The little prince tells the fox that he is unhappy and asks him to come play with him; but the fox says he cannot because he is not “tamed” (21.8). He explains that “to tame” means “to establish ties” (21.16). Through the process of taming, they will come to need each other, and will become special to one another. The fox requests the little prince to tame him.
The prince says he would like to, but that he has no time because he has friends to discover and several things to understand.
To this, the fox says, “One only understands the things that one tames” (21.33). He says that men no longer have time to understand anything; they cannot buy friendship in a shop, so they no longer have friends.
The fox then gives the prince instructions on how he can be tamed: The fox will sit at a little distance from the prince and look at him out of the corner of his eyes. Every day, he will sit a little closer. The prince must be patient and must not speak, because “words are the source of misunderstandings” (21.35).
After the fox is tamed, the prince decides he has to keep moving. This makes the fox really unhappy. The prince gets sad, too.

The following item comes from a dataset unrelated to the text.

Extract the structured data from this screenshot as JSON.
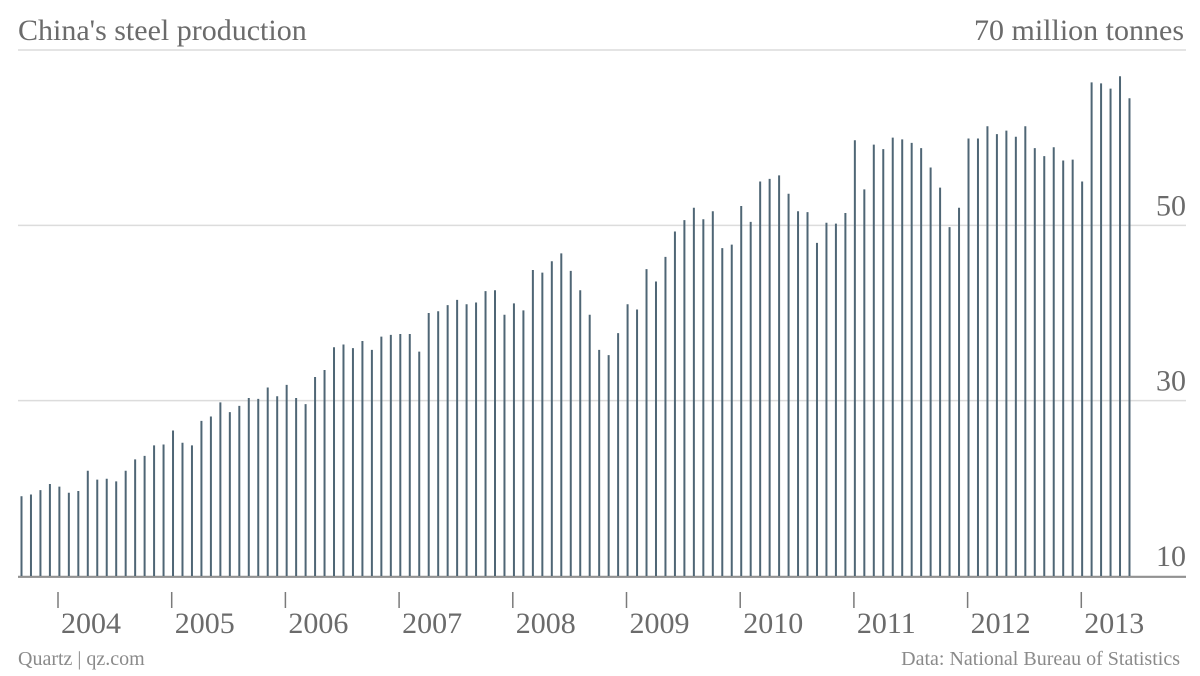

Although the prince has a hard time understanding it, the fox says that he doesn’t regret getting tamed even though the prince is leaving. Being tamed has helped him look at the world differently. And, the fox says, by going though this taming, the prince gets to see the world differently, too.
To ensure that the prince understands this, the fox instructs him to once again visit the rose garden.
So the prince does, and realizes something very important about his own flower: Even though his flower looks just like these other roses, she is unique and special because of the relationship he shares with her, just as he and the fox are important to each other because of the relationship they share.
He returns to the fox with this knowledge, and the fox tells him a secret in parting: “It is only with the heart that one can see rightly; what is essential is invisible to the eye” (21.34-36). (Shmoop could summarize that, but it’s hard to think of a better way to say it than the fox does.)
The fox then tells the prince that his special flower is so special because of the effort he’s put into their relationship, and that one becomes forever responsible for the things one tames.